We usually begin our classes with a guided tasting. I ask students to sit up, roll up their sleeves, take a couple of deep breaths, and notice whether they are hungry or full, tired or antsy. I direct their attention to the plate of ingredients on their tables – sometimes it’s an array of spices, sometimes slices of fresh fruits or vegetables, sometimes a local product like honey or cheese. What colors do they see? Are the ingredients strange or familiar to them? How do they think each will taste? Some faces flicker into smiles of recognition, and some perk up a little with curiosity. When they take a sample of the first ingredient, I ask what it feels like in their hands, what it smells like. Fresh mint usually gets a good reaction – “it smells like summertime!” one kid sighed last week. Kids might notice the smoothness of a greenhouse cherry tomato or the sticky juice of a tangerine. They aren’t allowed to taste yet, and as anticipation builds, they often look to their fellow students to ask in a whisper if they’ve tasted this before, if it’s good. The scent of cumin reminds one student of his mother’s stewed chicken. Another grins with excitement as she gets ready to taste queso fresco; it’s the same cheese her dad puts in his quesadillas.
When they finally take a taste, it’s with full awareness of flavor and texture. Some nibble cautiously, others chomp away with abandon. The tang of fresh lime juice or the heat of chili powder is an unexpected departure from the everyday sensory experience of the classroom. Tasting ingredients has an enlivening effect on the group – whether the reactions are positive or not, there is an immediate buzz of commentary, which I encourage. “I could eat twenty of these!” a second grader cried after popping a cherry tomato into his mouth this week. “This is the worst thing I’ve ever had,” another informed me solemnly after a tiny nibble of sharp New York cheddar. I ask them what it reminds them of, what they would combine it with, whether it would be better cooked or minced or stirred into a sauce. As kids compare opinions and we push them to use “juicy” vocabulary to describe textures, flavors and aromas, the classroom wakes up little by little. It’s hard to feel droopy or listless when your classmate is squealing with delight at a sour lemon or urging you to taste cheese drizzled with a little clover honey.
The concept of “mindfulness” is thrown around a lot these days; it’s a buzzword splashed across lifestyle magazines and used to sell phone apps.

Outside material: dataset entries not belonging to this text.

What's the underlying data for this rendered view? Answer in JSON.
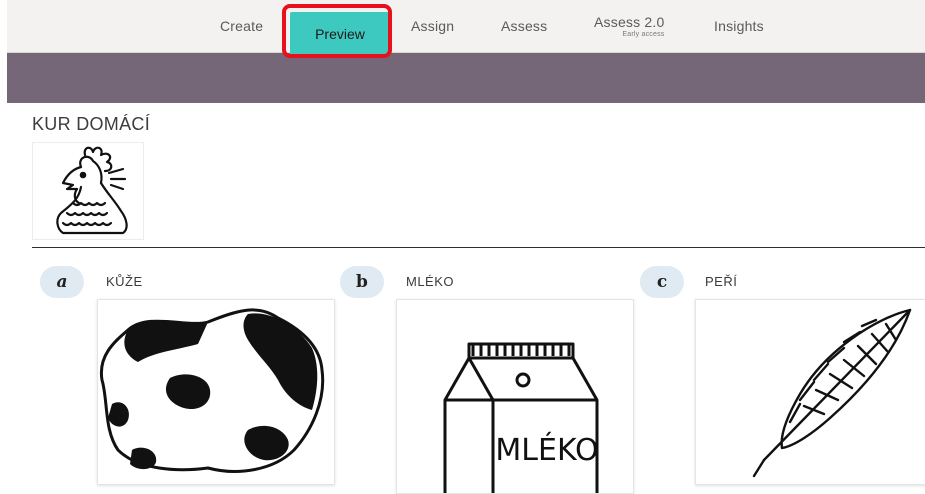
{
  "nav": {
    "items": [
      {
        "label": "Create"
      },
      {
        "label": "Preview",
        "active": true
      },
      {
        "label": "Assign"
      },
      {
        "label": "Assess"
      },
      {
        "label": "Assess 2.0",
        "sublabel": "Early access"
      },
      {
        "label": "Insights"
      }
    ]
  },
  "colors": {
    "active_tab": "#3ec9c0",
    "highlight": "#e8101a",
    "banner": "#756778",
    "badge": "#e0eaf2"
  },
  "question": {
    "title": "KUR DOMÁCÍ",
    "image_icon": "rooster-icon"
  },
  "options": [
    {
      "letter": "a",
      "label": "KŮŽE",
      "image_icon": "cow-hide-icon"
    },
    {
      "letter": "b",
      "label": "MLÉKO",
      "image_icon": "milk-carton-icon",
      "image_text": "MLÉKO"
    },
    {
      "letter": "c",
      "label": "PEŘÍ",
      "image_icon": "feather-icon"
    }
  ]
}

But the idea of slowing down and paying close attention to our senses
, of savoring and truly noticing each bite of food, is a real and very simple way of practicing mindfulness during what can sometimes feel like a mind-numbing season. Kids in particular, whose day-to-day lives are hyper-structured and built on repetition and routine, benefit hugely from the chance to pause and check in with their bodies, their senses, and their taste buds. It’s why our Spoons curricula tend to focus on creating “taste explorers” through eating and cooking, rather than lectures on nutrition.
As we move from guided tasting to our next activity, whether it be designing imaginary fruits, mixing a vinaigrette, or cooking up black bean and squash quesadillas, I notice an extra current of energy in the classroom. Kids might sneak an extra chickpea, hold thin slices of apple up to the light, or sniff at a tablespoon of apple cider vinegar as we measure and mix. It’s like fresh air has been let into the room. That’s the power of food during these dark months: to engage all five senses, to shake up our routines, and to wake us up from the winter doldrums.